MutSig2.0, although named similarly to the above versions, is actually a rather different animal. While the versions listed above consider the *abundance* of mutations above background, this part of MutSig looks at two additional independent signals of positive selection in genes: the *clustering* of mutations in hotspots, and the functional impact of the mutations, which can be estimated in a number of ways (PolyPhen, SIFT, CHASM, Mutation Assessor, etc.), or even simply from the *conservation* of the sites--that is, how conserved they were during vertebrate evolution. These two signals are then combined with each other and with the results of MutSig 1.5 to yield a final measure of significance that takes all three signals (Abudance, Clustering, and Conservation) into account.
MutSigS2N was a rudimentary precursor of MutSigCV, used in a few interim projects before MutSigCV was developed.
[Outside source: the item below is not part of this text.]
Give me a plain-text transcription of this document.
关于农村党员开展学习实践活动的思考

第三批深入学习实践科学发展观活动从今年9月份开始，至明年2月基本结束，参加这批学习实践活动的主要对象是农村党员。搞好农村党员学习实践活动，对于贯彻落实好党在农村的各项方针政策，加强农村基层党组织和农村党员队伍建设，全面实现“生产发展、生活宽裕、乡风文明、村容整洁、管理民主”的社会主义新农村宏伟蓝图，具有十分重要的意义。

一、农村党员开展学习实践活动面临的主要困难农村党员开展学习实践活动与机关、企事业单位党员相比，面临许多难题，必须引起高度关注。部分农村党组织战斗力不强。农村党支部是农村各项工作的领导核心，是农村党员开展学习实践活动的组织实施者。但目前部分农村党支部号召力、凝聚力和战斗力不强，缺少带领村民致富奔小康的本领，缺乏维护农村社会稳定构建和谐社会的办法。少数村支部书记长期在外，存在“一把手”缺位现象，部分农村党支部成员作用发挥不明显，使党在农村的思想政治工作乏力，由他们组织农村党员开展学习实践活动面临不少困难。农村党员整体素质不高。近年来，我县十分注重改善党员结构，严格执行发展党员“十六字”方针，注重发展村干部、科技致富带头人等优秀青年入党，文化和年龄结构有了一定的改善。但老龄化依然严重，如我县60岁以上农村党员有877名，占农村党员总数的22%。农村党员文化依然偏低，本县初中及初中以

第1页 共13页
MutSigCV is our most current version of the algorithm. The "CV" stands for "covariates". MutSigCV starts from the observation that the data is very sparse, and that there are usually too few silent mutations in a gene for its BMR to be estimated with any confidence. MutSigCV improves the BMR estimatation by pooling data from 'neighbor' genes in covariate space. These neighbor genes are chosen on the basis of having similar genomic properties to the central gene in question: properties such as DNA replication time, chromatin state (open/closed), and general level of transcription activity (e.g. highly transcribed vs. not transcribed at all). These genomic parameters have been observed to strongly correlate (co-vary) with background mutation rate. For instance, genes that replicate early in S-phase tend to have much lower mutation rates than late-replicating genes. Genes that are highly transcribed also tend to have lower mutation rates than unexpressed genes, due in part to the effects of transcription-coupled repair (TCR). Genes in closed chromatin (as measured by HiC or ChipSeq) have higher mutation rates than genes in open chromatin. Incorporating these covariates into the background model substantially reduces the number of false-positive findings.